What I didn’t expect was the sheer readability of the thing. It draws the reader in deep – normal pre-occupations are put aside whilst one devours it. The mind never wanders, causing a reread of paragraphs, one is so immersed. Even though it is not a linear narrative, Flanagan has somehow made it all so seamless. There is real power in the story, not just of the abominations of the jungle camps, but in the parallel magnetism of the affair that is also at the heart of this great Australian novel. As the main protagonist struggles to abide, let alone like, himself, women are drawn to him in the same way as his men were on ‘the Railway’ A novel of this magnitude would usually take me a couple of weeks to complete what with all the other enjoyable attractions of retirement – this, though, took precedence and I flew through it in a couple of sittings.

I went to see a film very early in the year called ‘Armour’ – a story of a hard singular death. That movie has retained a hold on me, not an entirely pleasant one either. I thought there could be no more pitiful going than that old woman’s on that movie screen that night. Of course, there are multiple deaths in ‘The Narrow Road…’ The double one, though, of Darky Gardiner would seemingly be so heart/gut wrenchingly that it would be beyond adjectives – yet Flanagan seems to find them to do justice to the brutality of it. Jack Rainbow’s demise under the surgeon’s knife is almost as potent, if that’s the right word? Then there’s the Japanese fixation on beheading – how the author describes the tantric of it in the mind of one of his Asian characters in particular makes the skin crawl. It is something seemingly beyond human understanding – yet Flanagan somehow makes it comprehensible.

The character whose war provides the fulcrum for the tale survives and presumably is an amalgam of Arch, the author’s own remarkable father, a former ‘slave’; as well as the legendary Weary Dunlop. That he had to make it through another test, albeit a briefer one, was also a surprise to me. It was yet another black periods of time in my island’s dark history – the ’67 bushfires. These are indelibly etched into the minds of all Tasmanians of my vintage when the hills around where I am sitting now scribing this piece were in the grip of dry-heated, gale driven hellfires. Over sixty lives were lost. It was another Hades altogether that the by now the living legend had to summon the strength to come to terms with.

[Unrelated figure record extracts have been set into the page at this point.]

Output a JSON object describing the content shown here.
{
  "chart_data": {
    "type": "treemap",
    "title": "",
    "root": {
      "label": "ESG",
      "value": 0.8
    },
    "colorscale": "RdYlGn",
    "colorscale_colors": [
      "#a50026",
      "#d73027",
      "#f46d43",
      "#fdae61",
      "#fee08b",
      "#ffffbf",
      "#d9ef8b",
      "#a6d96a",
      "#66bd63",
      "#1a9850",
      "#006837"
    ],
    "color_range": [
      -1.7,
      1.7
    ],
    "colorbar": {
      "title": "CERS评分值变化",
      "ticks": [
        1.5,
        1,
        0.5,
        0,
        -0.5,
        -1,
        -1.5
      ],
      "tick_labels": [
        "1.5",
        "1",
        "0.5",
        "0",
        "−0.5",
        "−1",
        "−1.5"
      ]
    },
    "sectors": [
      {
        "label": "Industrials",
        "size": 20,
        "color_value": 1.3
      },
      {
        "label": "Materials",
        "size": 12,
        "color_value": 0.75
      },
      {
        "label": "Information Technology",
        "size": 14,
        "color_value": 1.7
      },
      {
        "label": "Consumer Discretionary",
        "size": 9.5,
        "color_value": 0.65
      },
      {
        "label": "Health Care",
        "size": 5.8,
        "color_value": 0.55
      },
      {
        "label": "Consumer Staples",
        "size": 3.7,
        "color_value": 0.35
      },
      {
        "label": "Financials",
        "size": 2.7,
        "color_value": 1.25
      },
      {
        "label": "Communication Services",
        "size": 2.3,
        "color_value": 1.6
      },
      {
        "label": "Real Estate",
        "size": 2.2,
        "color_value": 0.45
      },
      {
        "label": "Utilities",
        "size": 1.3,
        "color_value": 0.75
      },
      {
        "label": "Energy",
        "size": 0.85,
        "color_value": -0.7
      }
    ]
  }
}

It’s the names – the names of his characters that truly, truly grabbed as well – the range of wonderful appellations were Dickensian in their aptness – Sheephead Morton; Jimmy Bigelow; Rooster MacNiece; Bonox Baker; the priceless Gallipoli von Kessler. Does a woman’s name role off the tongue more sweetly than Amy Mulvaney. No wonder she dominated the great man’s mind with a nomenclature like that! She was his uncle’s wife; his unquenchable passion, despite a more than suitable, if long suffering, wife in Ella.

And finally, is Dorrigo Evans the greatest Australian literary creation this century?